4/ sur les mesures accessoires
L’équité justifie de faire application des dispositions de l’article 700 du code de procédure civile au seul bénéfice de la société Bonne Impression.
Enfin, les dépens de la procédure d’appel seront supportés par Monsieur X avec distraction conformément aux dispositions de l’article 699 du code de procédure civile.
PAR CES MOTIFS
La cour statuant publiquement, par arrêt contradictoire,
Confirme le jugement déféré en toutes ses dispositions,
Déboute Monsieur Y X de l’ensemble de ses demandes,
Y ajoutant,
Condamne Monsieur Y X à payer à la société Bonne Impression la somme de 1.500,00€ par application des dispositions de l’article 700 du code de procédure civile,
Condamne Monsieur Y X aux dépens de la procédure d’appel avec distraction conformément aux dispositions de l’article 699 du code de procédure civile.
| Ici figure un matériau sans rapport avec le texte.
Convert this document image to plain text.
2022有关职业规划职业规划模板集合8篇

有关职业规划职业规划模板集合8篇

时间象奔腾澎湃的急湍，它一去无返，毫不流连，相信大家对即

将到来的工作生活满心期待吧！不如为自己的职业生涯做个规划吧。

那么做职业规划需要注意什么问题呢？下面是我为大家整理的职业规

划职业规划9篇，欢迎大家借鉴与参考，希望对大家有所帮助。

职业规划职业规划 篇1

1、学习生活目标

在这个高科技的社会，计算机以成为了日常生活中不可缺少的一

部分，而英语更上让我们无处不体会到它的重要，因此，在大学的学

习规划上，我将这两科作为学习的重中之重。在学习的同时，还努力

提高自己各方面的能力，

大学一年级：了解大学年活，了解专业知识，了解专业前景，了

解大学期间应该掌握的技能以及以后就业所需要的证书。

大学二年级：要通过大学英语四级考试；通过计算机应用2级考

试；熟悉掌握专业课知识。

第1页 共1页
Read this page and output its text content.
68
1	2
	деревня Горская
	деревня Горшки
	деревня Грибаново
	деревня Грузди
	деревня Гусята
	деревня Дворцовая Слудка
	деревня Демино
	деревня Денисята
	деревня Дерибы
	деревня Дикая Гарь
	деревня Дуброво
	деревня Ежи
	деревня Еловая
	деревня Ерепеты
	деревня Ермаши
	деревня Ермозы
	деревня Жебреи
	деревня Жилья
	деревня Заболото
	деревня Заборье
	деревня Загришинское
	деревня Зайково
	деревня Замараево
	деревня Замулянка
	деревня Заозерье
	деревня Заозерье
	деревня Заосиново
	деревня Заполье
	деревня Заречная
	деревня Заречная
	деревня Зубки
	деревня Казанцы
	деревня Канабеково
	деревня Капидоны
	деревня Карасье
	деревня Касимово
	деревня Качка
Prononcé par mise à disposition de l’arrêt au greffe de la Cour, les parties en ayant été préalablement avisées dans les conditions prévues au deuxième alinéa de l’article 450 du code de procédure civile,
Signé par Madame COMBES, président, et par Madame BUREL, greffier auquel la minute de la décision a été remise par le magistrat signataire.